A report by Deutsche Bank Research published on Thursday, says that among the six largest industrial sectors in Germany, which account for 66% of total sales, the automotive and the metal industry recorded the steepest decline in production: Output fell from peak to trough by more than 38% in both sectors. In the car industry an even deeper slump was prevented through subsidies for car sales in many countries. Barely less dramatic were the decreases in production in the mechanical engineering industry (-30.6%), the electrical engineering industry (-27.7%) and the chemical industry (-27.1%). The food industry (-3.6%) was the only sector where the crisis left only marginal marks; this sector is characterised by its relative independence from macroeconomic cycles due to the inelastic demand for food.

From the peak in the first quarter of 2008 to the trough in the second quarter of 2009, orders fell by almost 36% (based on seasonally adjusted numbers). The steepest declines were reported in the metal industry (-50.3%) and in the mechanical and electrical engineering industries (-47.6% and -44.3%, respectively).

Order intake in the entire German manufacturing industry has recovered by almost one-quarter since the latest trough. Stronger impetus has been coming from foreign orders due to higher economic momentum outside of Germany and the recent weakness of the euro. However, domestic orders have also improved significantly of late. As with output in German industry, the way back to the old peaks in order intake is still long: At the end of Q1 2010 total orders were still roughly one-fifth below the top pre-crisis level.

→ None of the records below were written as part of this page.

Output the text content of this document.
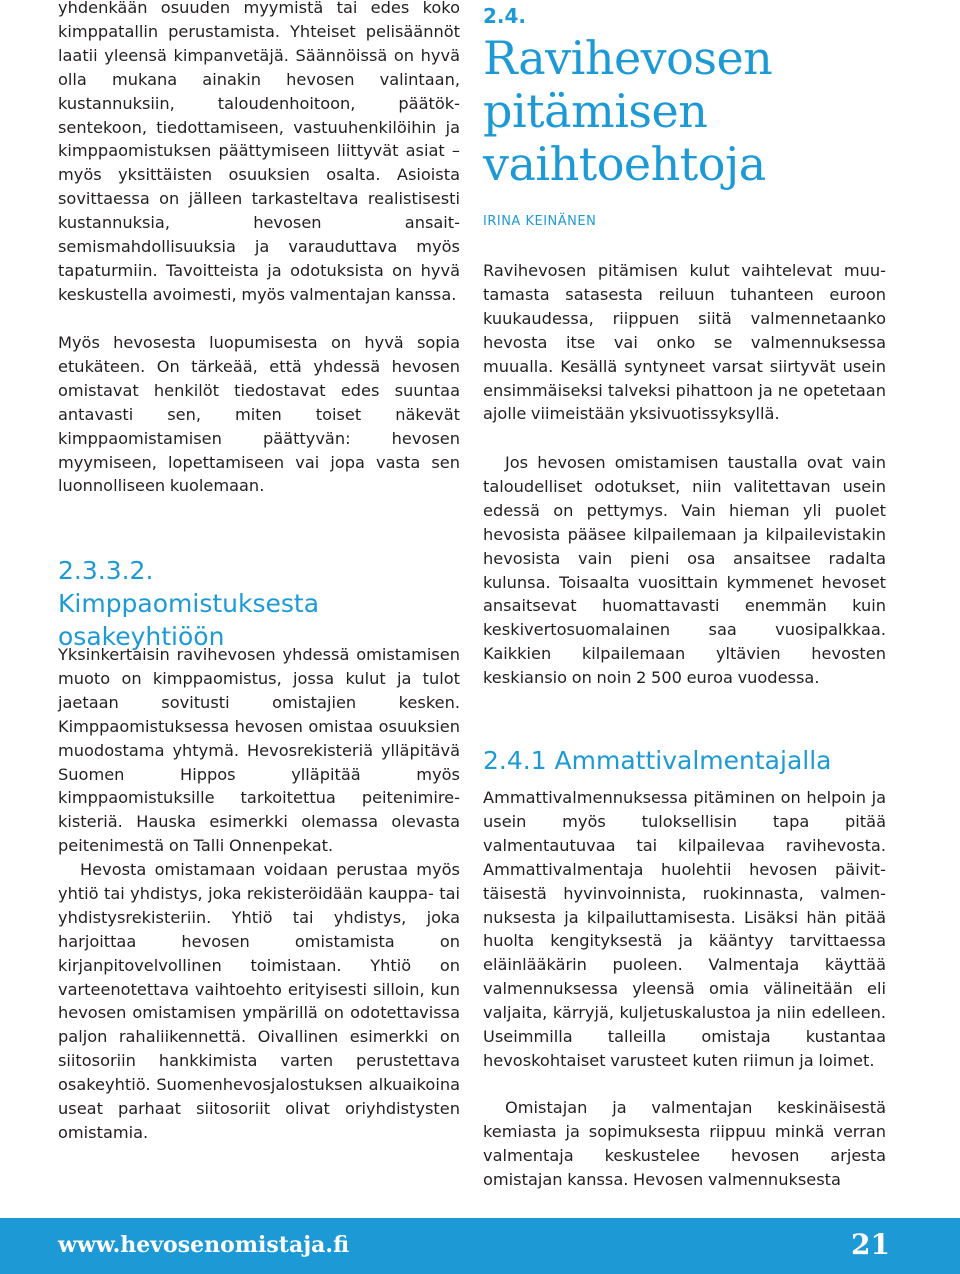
yhdenkään osuuden myymistä tai edes koko kimppatallin perustamista. Yhteiset pelisäännöt laatii yleensä kimpanvetäjä. Säännöissä on hyvä olla mukana ainakin hevosen valintaan, kustannuksiin, taloudenhoitoon, päätöksentekoon, tiedottamiseen, vastuuhenkilöihin ja kimppaomistuksen päättymiseen liittyvät asiat – myös yksittäisten osuuksien osalta. Asioista sovittaessa on jälleen tarkasteltava realistisesti kustannuksia, hevosen ansaitsemismahdollisuuksia ja varauduttava myös tapaturmiin. Tavoitteista ja odotuksista on hyvä keskustella avoimesti, myös valmentajan kanssa.

Myös hevosesta luopumisesta on hyvä sopia etukäteen. On tärkeää, että yhdessä hevosen omistavat henkilöt tiedostavat edes suuntaa antavasti sen, miten toiset näkevät kimppaomistamisen päättyvän: hevosen myymiseen, lopettamiseen vai jopa vasta sen luonnolliseen kuolemaan.

2.3.3.2. Kimppaomistuksesta osakeyhtiöön

Yksinkertaisin ravihevosen yhdessä omistamisen muoto on kimppaomistus, jossa kulut ja tulot jaetaan sovitusti omistajien kesken. Kimppaomistuksessa hevosen omistaa osuuksien muodostama yhtymä. Hevosrekisteriä ylläpitävä Suomen Hippos ylläpitää myös kimppaomistuksille tarkoitettua peitenimirekisteriä. Hauska esimerkki olemassa olevasta peitenimestä on Talli Onnenpekat.

Hevosta omistamaan voidaan perustaa myös yhtiö tai yhdistys, joka rekisteröidään kauppa- tai yhdistysrekisteriin. Yhtiö tai yhdistys, joka harjoittaa hevosen omistamista on kirjanpitovelvollinen toimistaan. Yhtiö on varteenotettava vaihtoehto erityisesti silloin, kun hevosen omistamisen ympärillä on odotettavissa paljon rahaliikennettä. Oivallinen esimerkki on siitosoriin hankkimista varten perustettava osakeyhtiö. Suomenhevosjalostuksen alkuaikoina useat parhaat siitosoriit olivat oriyhdistysten omistamia.

2.4.
Ravihevosen pitämisen vaihtoehtoja
IRINA KEINÄNEN

Ravihevosen pitämisen kulut vaihtelevat muutamasta satasesta reiluun tuhanteen euroon kuukaudessa, riippuen siitä valmennetaanko hevosta itse vai onko se valmennuksessa muualla. Kesällä syntyneet varsat siirtyvät usein ensimmäiseksi talveksi pihattoon ja ne opetetaan ajolle viimeistään yksivuotissyksyllä.

Jos hevosen omistamisen taustalla ovat vain taloudelliset odotukset, niin valitettavan usein edessä on pettymys. Vain hieman yli puolet hevosista pääsee kilpailemaan ja kilpailevistakin hevosista vain pieni osa ansaitsee radalta kulunsa. Toisaalta vuosittain kymmenet hevoset ansaitsevat huomattavasti enemmän kuin keskivertosuomalainen saa vuosipalkkaa. Kaikkien kilpailemaan yltävien hevosten keskiansio on noin 2 500 euroa vuodessa.

2.4.1 Ammattivalmentajalla

Ammattivalmennuksessa pitäminen on helpoin ja usein myös tuloksellisin tapa pitää valmentautuvaa tai kilpailevaa ravihevosta. Ammattivalmentaja huolehtii hevosen päivittäisestä hyvinvoinnista, ruokinnasta, valmennuksesta ja kilpailuttamisesta. Lisäksi hän pitää huolta kengityksestä ja kääntyy tarvittaessa eläinlääkärin puoleen. Valmentaja käyttää valmennuksessa yleensä omia välineitään eli valjaita, kärryjä, kuljetuskalustoa ja niin edelleen. Useimmilla talleilla omistaja kustantaa hevoskohtaiset varusteet kuten riimun ja loimet.

Omistajan ja valmentajan keskinäisestä kemiasta ja sopimuksesta riippuu minkä verran valmentaja keskustelee hevosen arjesta omistajan kanssa. Hevosen valmennuksesta

www.hevosenomistaja.fi	21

The report's authors, Eric Heymann and Tobias Just, say that the automotive sector and mechanical engineering industry sold in 2009 roughly 60% of their overall sales volume abroad.

The economists say those sectors for which Asia/China and the US are important export markets are benefiting from the greater economic momentum in these regions. This applies for example to mechanical and electrical engineering, the automotive sector and the chemical industry and to a significant lesser extent to food and metals.

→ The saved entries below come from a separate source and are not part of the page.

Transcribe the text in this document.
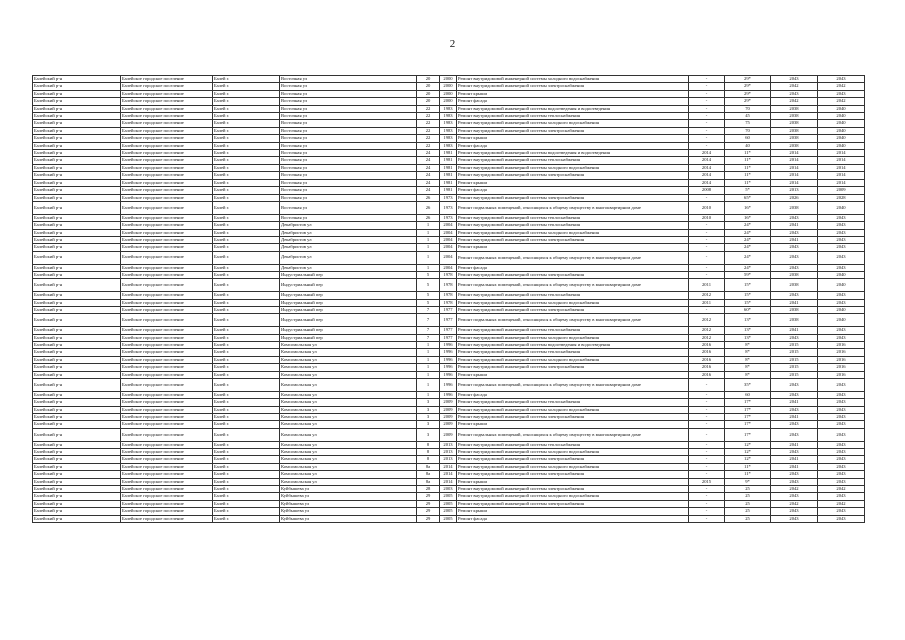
2
Балейский р-н	Балейское городское поселение	Балей г.	Восточная ул	20	2000	Ремонт внутридомовой инженерной системы холодного водоснабжения	-	29*	2043	2043
Балейский р-н	Балейское городское поселение	Балей г.	Восточная ул	20	2000	Ремонт внутридомовой инженерной системы электроснабжения	-	29*	2042	2042
Балейский р-н	Балейское городское поселение	Балей г.	Восточная ул	20	2000	Ремонт крыши	-	29*	2043	2043
Балейский р-н	Балейское городское поселение	Балей г.	Восточная ул	20	2000	Ремонт фасада	-	29*	2042	2042
Балейский р-н	Балейское городское поселение	Балей г.	Восточная ул	22	1983	Ремонт внутридомовой инженерной системы водоотведения и водоотведения	-	70	2038	2040
Балейский р-н	Балейское городское поселение	Балей г.	Восточная ул	22	1983	Ремонт внутридомовой инженерной системы теплоснабжения	-	45	2038	2040
Балейский р-н	Балейское городское поселение	Балей г.	Восточная ул	22	1983	Ремонт внутридомовой инженерной системы холодного водоснабжения	-	75	2038	2040
Балейский р-н	Балейское городское поселение	Балей г.	Восточная ул	22	1983	Ремонт внутридомовой инженерной системы электроснабжения	-	70	2038	2040
Балейский р-н	Балейское городское поселение	Балей г.	Восточная ул	22	1983	Ремонт крыши	-	60	2038	2040
Балейский р-н	Балейское городское поселение	Балей г.	Восточная ул	22	1983	Ремонт фасада	-	40	2038	2040
Балейский р-н	Балейское городское поселение	Балей г.	Восточная ул	24	1981	Ремонт внутридомовой инженерной системы водоотведения и водоотведения	2014	11*	2014	2014
Балейский р-н	Балейское городское поселение	Балей г.	Восточная ул	24	1981	Ремонт внутридомовой инженерной системы теплоснабжения	2014	11*	2014	2014
Балейский р-н	Балейское городское поселение	Балей г.	Восточная ул	24	1981	Ремонт внутридомовой инженерной системы холодного водоснабжения	2014	11*	2014	2014
Балейский р-н	Балейское городское поселение	Балей г.	Восточная ул	24	1981	Ремонт внутридомовой инженерной системы электроснабжения	2014	11*	2014	2014
Балейский р-н	Балейское городское поселение	Балей г.	Восточная ул	24	1981	Ремонт крыши	2014	11*	2014	2014
Балейский р-н	Балейское городское поселение	Балей г.	Восточная ул	24	1981	Ремонт фасада	2008	5*	2013	2009
Балейский р-н	Балейское городское поселение	Балей г.	Восточная ул	26	1973	Ремонт внутридомовой инженерной системы электроснабжения	-	65*	2026	2028
Балейский р-н	Балейское городское поселение	Балей г.	Восточная ул	26	1973	Ремонт подвальных помещений, относящихся к общему имуществу в многоквартирном доме	2010	16*	2038	2040
Балейский р-н	Балейское городское поселение	Балей г.	Восточная ул	26	1973	Ремонт внутридомовой инженерной системы теплоснабжения	2010	16*	2043	2043
Балейский р-н	Балейское городское поселение	Балей г.	Декабристов ул	1	2004	Ремонт внутридомовой инженерной системы теплоснабжения	-	24*	2041	2043
Балейский р-н	Балейское городское поселение	Балей г.	Декабристов ул	1	2004	Ремонт внутридомовой инженерной системы холодного водоснабжения	-	24*	2043	2043
Балейский р-н	Балейское городское поселение	Балей г.	Декабристов ул	1	2004	Ремонт внутридомовой инженерной системы электроснабжения	-	24*	2041	2043
Балейский р-н	Балейское городское поселение	Балей г.	Декабристов ул	1	2004	Ремонт крыши	-	24*	2043	2043
Балейский р-н	Балейское городское поселение	Балей г.	Декабристов ул	1	2004	Ремонт подвальных помещений, относящихся к общему имуществу в многоквартирном доме	-	24*	2043	2043
Балейский р-н	Балейское городское поселение	Балей г.	Декабристов ул	1	2004	Ремонт фасада	-	24*	2043	2043
Балейский р-н	Балейское городское поселение	Балей г.	Индустриальный пер	5	1978	Ремонт внутридомовой инженерной системы электроснабжения	-	59*	2038	2040
Балейский р-н	Балейское городское поселение	Балей г.	Индустриальный пер	5	1978	Ремонт подвальных помещений, относящихся к общему имуществу в многоквартирном доме	2011	15*	2038	2040
Балейский р-н	Балейское городское поселение	Балей г.	Индустриальный пер	5	1978	Ремонт внутридомовой инженерной системы теплоснабжения	2012	15*	2043	2043
Балейский р-н	Балейское городское поселение	Балей г.	Индустриальный пер	5	1978	Ремонт внутридомовой инженерной системы холодного водоснабжения	2011	15*	2041	2043
Балейский р-н	Балейское городское поселение	Балей г.	Индустриальный пер	7	1977	Ремонт внутридомовой инженерной системы электроснабжения	-	60*	2038	2040
Балейский р-н	Балейское городское поселение	Балей г.	Индустриальный пер	7	1977	Ремонт подвальных помещений, относящихся к общему имуществу в многоквартирном доме	2012	13*	2038	2040
Балейский р-н	Балейское городское поселение	Балей г.	Индустриальный пер	7	1977	Ремонт внутридомовой инженерной системы теплоснабжения	2012	13*	2041	2043
Балейский р-н	Балейское городское поселение	Балей г.	Индустриальный пер	7	1977	Ремонт внутридомовой инженерной системы холодного водоснабжения	2012	13*	2043	2043
Балейский р-н	Балейское городское поселение	Балей г.	Комсомольская ул	1	1996	Ремонт внутридомовой инженерной системы водоотведения и водоотведения	2016	8*	2015	2016
Балейский р-н	Балейское городское поселение	Балей г.	Комсомольская ул	1	1996	Ремонт внутридомовой инженерной системы теплоснабжения	2016	8*	2015	2016
Балейский р-н	Балейское городское поселение	Балей г.	Комсомольская ул	1	1996	Ремонт внутридомовой инженерной системы холодного водоснабжения	2016	8*	2015	2016
Балейский р-н	Балейское городское поселение	Балей г.	Комсомольская ул	1	1996	Ремонт внутридомовой инженерной системы электроснабжения	2016	8*	2015	2016
Балейский р-н	Балейское городское поселение	Балей г.	Комсомольская ул	1	1996	Ремонт крыши	2016	8*	2015	2016
Балейский р-н	Балейское городское поселение	Балей г.	Комсомольская ул	1	1996	Ремонт подвальных помещений, относящихся к общему имуществу в многоквартирном доме	-	35*	2043	2043
Балейский р-н	Балейское городское поселение	Балей г.	Комсомольская ул	1	1996	Ремонт фасада	-	60	2043	2043
Балейский р-н	Балейское городское поселение	Балей г.	Комсомольская ул	3	2009	Ремонт внутридомовой инженерной системы теплоснабжения	-	17*	2041	2043
Балейский р-н	Балейское городское поселение	Балей г.	Комсомольская ул	3	2009	Ремонт внутридомовой инженерной системы холодного водоснабжения	-	17*	2043	2043
Балейский р-н	Балейское городское поселение	Балей г.	Комсомольская ул	3	2009	Ремонт внутридомовой инженерной системы электроснабжения	-	17*	2041	2043
Балейский р-н	Балейское городское поселение	Балей г.	Комсомольская ул	3	2009	Ремонт крыши	-	17*	2043	2043
Балейский р-н	Балейское городское поселение	Балей г.	Комсомольская ул	3	2009	Ремонт подвальных помещений, относящихся к общему имуществу в многоквартирном доме	-	17*	2043	2043
Балейский р-н	Балейское городское поселение	Балей г.	Комсомольская ул	8	2013	Ремонт внутридомовой инженерной системы теплоснабжения	-	12*	2041	2043
Балейский р-н	Балейское городское поселение	Балей г.	Комсомольская ул	8	2013	Ремонт внутридомовой инженерной системы холодного водоснабжения	-	12*	2043	2043
Балейский р-н	Балейское городское поселение	Балей г.	Комсомольская ул	8	2013	Ремонт внутридомовой инженерной системы электроснабжения	-	12*	2041	2043
Балейский р-н	Балейское городское поселение	Балей г.	Комсомольская ул	8а	2014	Ремонт внутридомовой инженерной системы холодного водоснабжения	-	11*	2041	2043
Балейский р-н	Балейское городское поселение	Балей г.	Комсомольская ул	8а	2014	Ремонт внутридомовой инженерной системы электроснабжения	-	11*	2043	2043
Балейский р-н	Балейское городское поселение	Балей г.	Комсомольская ул	8а	2014	Ремонт крыши	2015	9*	2043	2043
Балейский р-н	Балейское городское поселение	Балей г.	Куйбышева ул	28	2003	Ремонт внутридомовой инженерной системы электроснабжения	-	25	2042	2042
Балейский р-н	Балейское городское поселение	Балей г.	Куйбышева ул	29	2005	Ремонт внутридомовой инженерной системы холодного водоснабжения	-	25	2043	2043
Балейский р-н	Балейское городское поселение	Балей г.	Куйбышева ул	29	2005	Ремонт внутридомовой инженерной системы электроснабжения	-	25	2042	2042
Балейский р-н	Балейское городское поселение	Балей г.	Куйбышева ул	29	2005	Ремонт крыши	-	25	2043	2043
Балейский р-н	Балейское городское поселение	Балей г.	Куйбышева ул	29	2005	Ремонт фасада	-	25	2043	2043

They calculate that although economic growth in many countries will fall in 2011, the overall outlook for exporting industries remains positive for 2011.

Heymann and Tobias Just conclude that hope the economic upswing in Asia and the US alone will lead the German industry back to pre-crisis output levels will still be dashed -- at least in the short term. It will take a minimum of two to three more years until the manufacturing industry on average will have reached its old peaks again.